Industry Super Australia has released research in the lead up to next week’s deadline for the second round of submissions to the Murray Inquiry which they say shows that the financial system is “not as efficient as it could be” and asks the question on whether the financial system, which was Australia’s second fastest growing sector in the past 30 years, is “effective at facilitating capital formation”.
Their research finds that:
Banks are lending less for commercial endeavours, and more for the purchase or refinancing of existing housing. The volume of commercial lending per dollar of housing-related lending has fallen from $3.84 to $1.62 over the last 25 years. The cost of real capital formation in Australia has risen over the last thirty years. The finance sector cost the economy $214 to create $1000 of capital in 1980, but it is now over $500 per $1000, with no improvement since the turn of the century.
The also argue that the government subsidies that the banking system enjoys, and which they estimate was worth between $1.2 and $3,1 billion in 2012, actually contributes to falling efficiency.
The result is that banks are focused on lending on residential property rather than to business and that there was a particular focus on lending to purchase in the existing stock of housing rather than to create and build new dwellings which made up just 12.2% of new housing finance compared to 22% in the early 1990’s and 30% in the 1970’s.
Part of the focus on home loan lending is also a return on capital argument and a result of a regulatory free kick that the 5 dominant home loan lenders in Australia recieive as a result of their ability to use APRA’s internal ratings-based approach in order to hold less capital against a home loan than the rest of the Australian banking industry as well as holding substantially less capital than they hold against commercial and other types of loans.
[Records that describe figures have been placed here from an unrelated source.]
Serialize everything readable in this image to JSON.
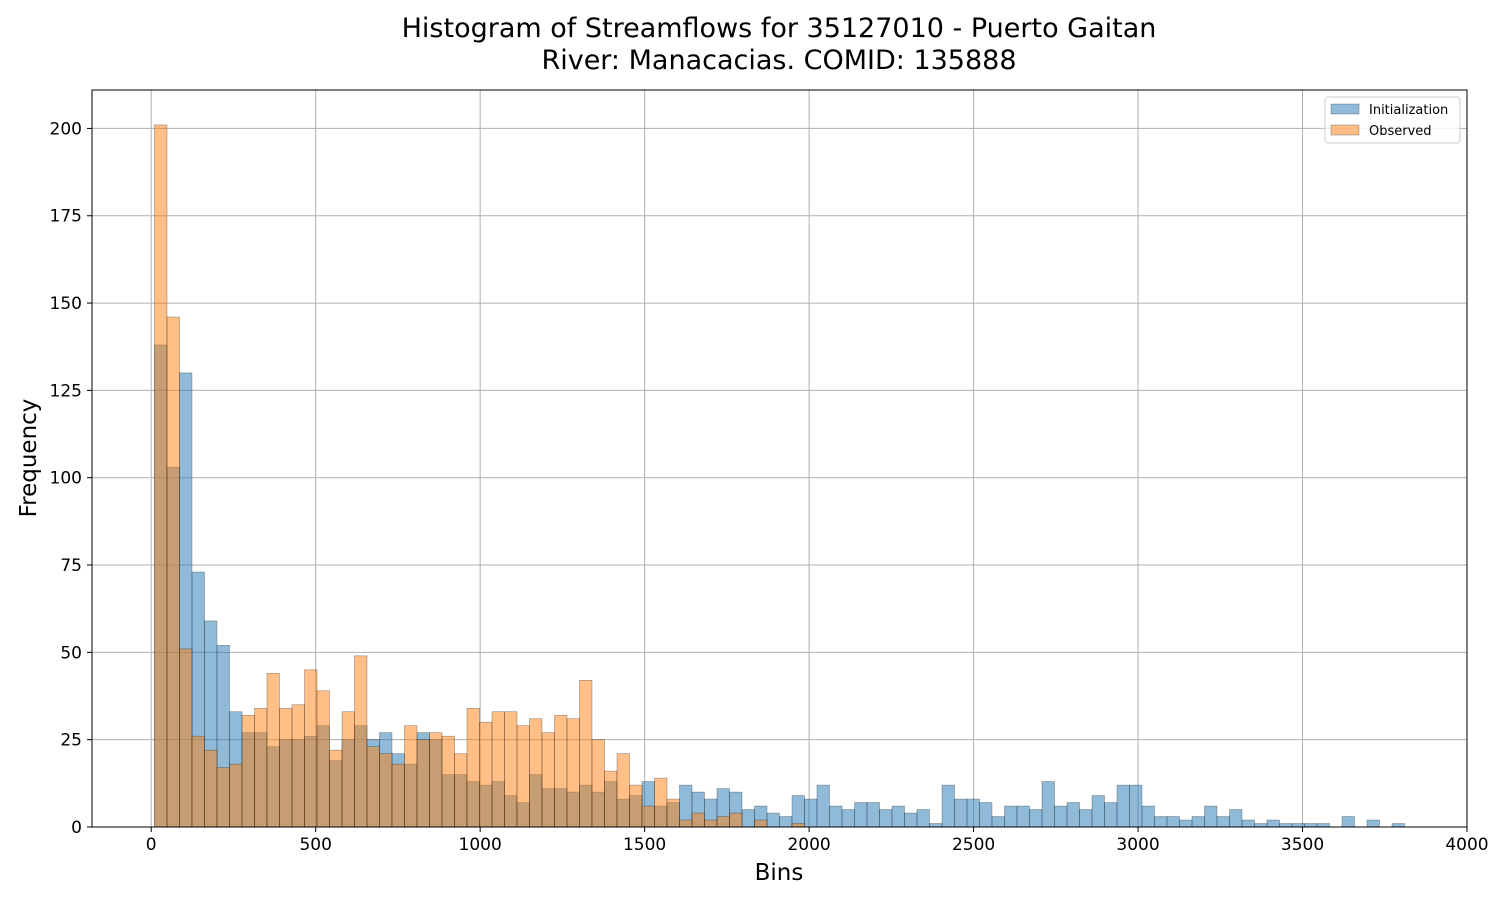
{
  "chart_data": {
    "type": "bar",
    "title": "Histogram of Streamflows for 35127010 - Puerto Gaitan",
    "subtitle": "River: Manacacias. COMID: 135888",
    "xlabel": "Bins",
    "ylabel": "Frequency",
    "xlim": [
      -180,
      4000
    ],
    "ylim": [
      0,
      211
    ],
    "xticks": [
      0,
      500,
      1000,
      1500,
      2000,
      2500,
      3000,
      3500,
      4000
    ],
    "yticks": [
      0,
      25,
      50,
      75,
      100,
      125,
      150,
      175,
      200
    ],
    "grid": true,
    "legend_position": "top-right",
    "bin_start": 10,
    "bin_width": 38,
    "series": [
      {
        "name": "Initialization",
        "color": "#1f77b4",
        "values": [
          138,
          103,
          130,
          73,
          59,
          52,
          33,
          27,
          27,
          23,
          25,
          25,
          26,
          29,
          19,
          25,
          29,
          25,
          27,
          21,
          18,
          27,
          25,
          15,
          15,
          13,
          12,
          13,
          9,
          7,
          15,
          11,
          11,
          10,
          12,
          10,
          13,
          8,
          9,
          13,
          6,
          7,
          12,
          10,
          8,
          11,
          10,
          5,
          6,
          4,
          3,
          9,
          8,
          12,
          6,
          5,
          7,
          7,
          5,
          6,
          4,
          5,
          1,
          12,
          8,
          8,
          7,
          3,
          6,
          6,
          5,
          13,
          6,
          7,
          5,
          9,
          7,
          12,
          12,
          6,
          3,
          3,
          2,
          3,
          6,
          3,
          5,
          2,
          1,
          2,
          1,
          1,
          1,
          1,
          0,
          3,
          0,
          2,
          0,
          1
        ]
      },
      {
        "name": "Observed",
        "color": "#ff7f0e",
        "values": [
          201,
          146,
          51,
          26,
          22,
          17,
          18,
          32,
          34,
          44,
          34,
          35,
          45,
          39,
          22,
          33,
          49,
          23,
          21,
          18,
          29,
          25,
          27,
          26,
          21,
          34,
          30,
          33,
          33,
          29,
          31,
          27,
          32,
          31,
          42,
          25,
          16,
          21,
          12,
          6,
          14,
          8,
          2,
          4,
          2,
          3,
          4,
          0,
          2,
          0,
          0,
          1
        ]
      }
    ]
  }
}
It’s a question as the Murray Panel noted in their interim report when they asked whether the free kick the Majors and Macquarie recieve over their competitors is either fair – competitively neutral – or works efficiently for the Australian financial system.
Crucially Industry Super says they have undertaken “regression analysis to estimate what would happen if the financial system was more efficient at capital formation”. This analysis finds that Australia’s capital stock would be 7% or $328 billion higher and crucially labour productivity would be 0.3% higher which by 2049-50 would add $570 billion to the size of the economy.